The randomised component of the Phase II study will compare maintenance therapy with GDC-0084 vs standard-of-care TMZ chemotherapy (Exhibit 3). The study will be conducted in recently diagnosed GBM patients who have undergone standard therapy of surgery to remove the bulk of the tumour and a course radiation therapy (XRT) combined with TMZ. After completing XRT, 228 patients will be randomised to receive maintenance therapy with either GDC-0084 or TMZ to treat residual tumour cells and delay recurrence of the disease. The study will target the 61% of GBM patients where tumour cells have an unmethylated O6-methylguanine methyltransferase (MGMT) promoter, as this patient population receives only minimal benefit from treatment with TMZ and is in urgent need of more effective therapies.

The key efficacy end points for the study will be progression-free survival (PFS) and overall survival. Top-line PFS data are expected to read out in H221.

As there are no effective therapies for GBM patients whose tumour cells have an unmethylated MGMT promoter, if the Phase II trial shows a meaningful improvement in PFS or overall survival then there is a good prospect that it could be eligible to seek accelerated approval based on the Phase II data, in our view. We estimate that under a potential scenario where GDC-0084 gains accelerated approval in GBM after demonstrating a statistically significant and clinically meaningful improvement in PFS, it could potentially achieve a market launch in 2023.
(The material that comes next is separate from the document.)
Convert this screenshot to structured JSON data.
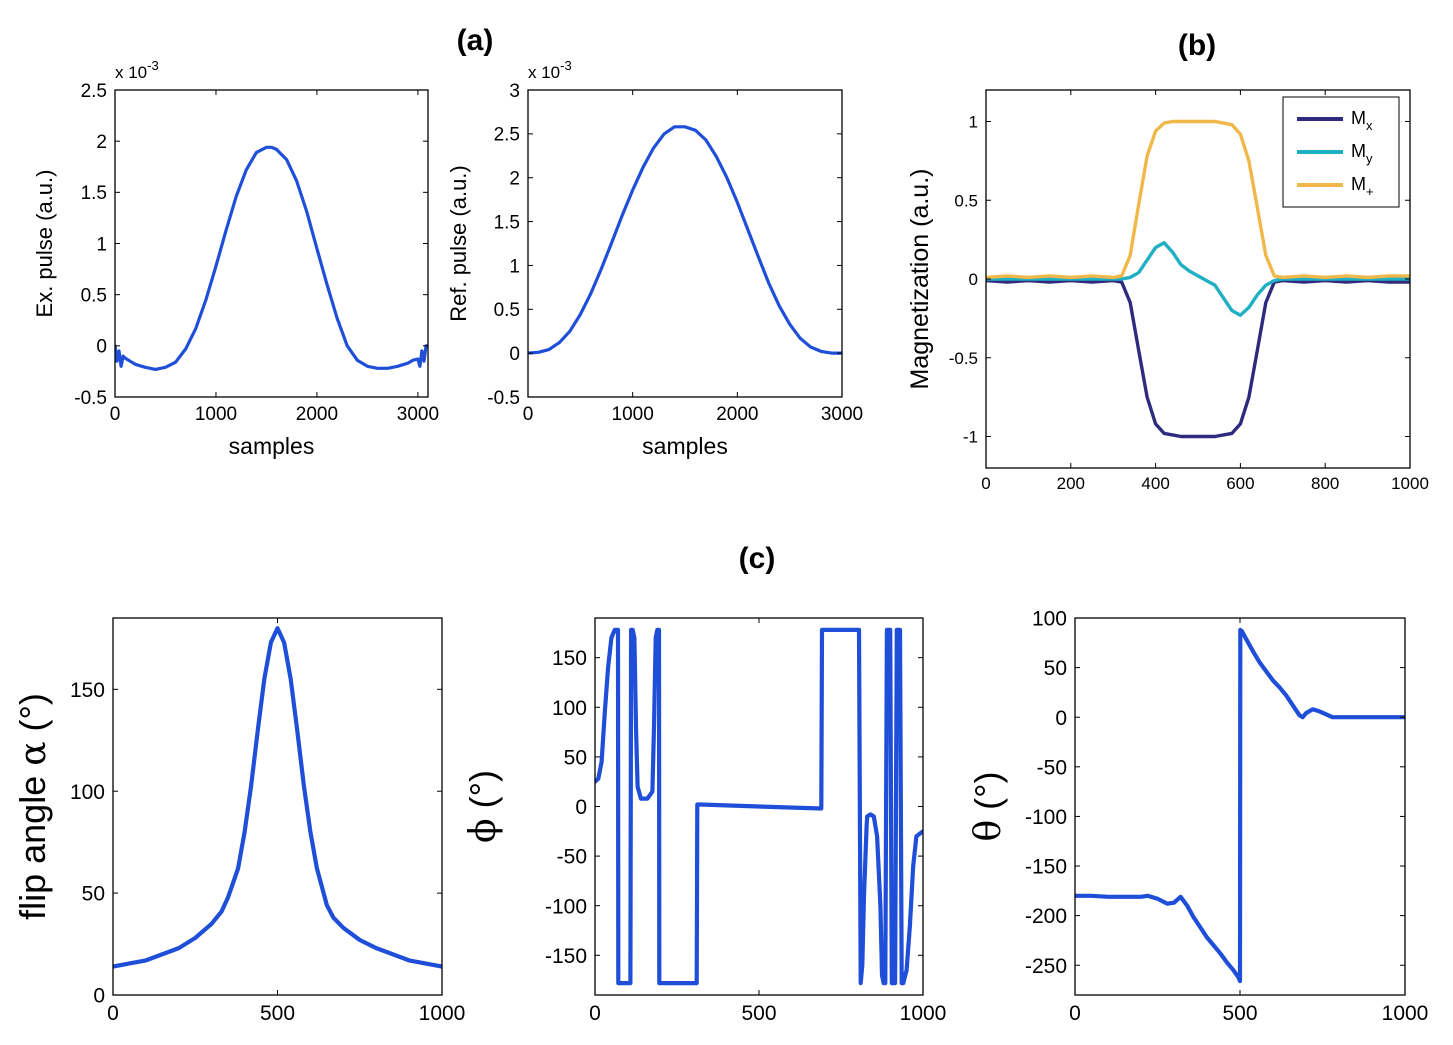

On the other hand, under an alternative scenario where a confirmatory Phase III trial is required before filing for approval, we would expect a potential market launch in 2026.

We value Kazia at A$133m under an accelerated approval scenario and A$73m for a post-Phase III launch of GDC-0084 in 2026.

Kazia had A$6.0m cash at 30 June and expects to receive an A$2.2m R&D rebate in H218. These funds, combined with A$3.5m of available-for-sale Noxopharm shares, would allow it to fund operations to the end of FY19 at its current cash burn of A$750k per month. However, if R&D expenditure increases in line with our forecasts to A$12.2m in FY19 (vs A$9.8m in FY18), then it would require additional funds before the end of FY19.

Looking forward, we estimate that additional funds in the order of A$20–25m will be required to complete the GDC-0084 Phase IIb trial. Part of these funds could be met by upfront payments if Cantrixil is out-licensed at the completion of the Phase I trial – we model a US$20m upfront payment (before risk adjustment) in FY20. Borrowing secured against the Noxopharm shareholding, or sale of the Noxopharm shares, is another potential source of funds.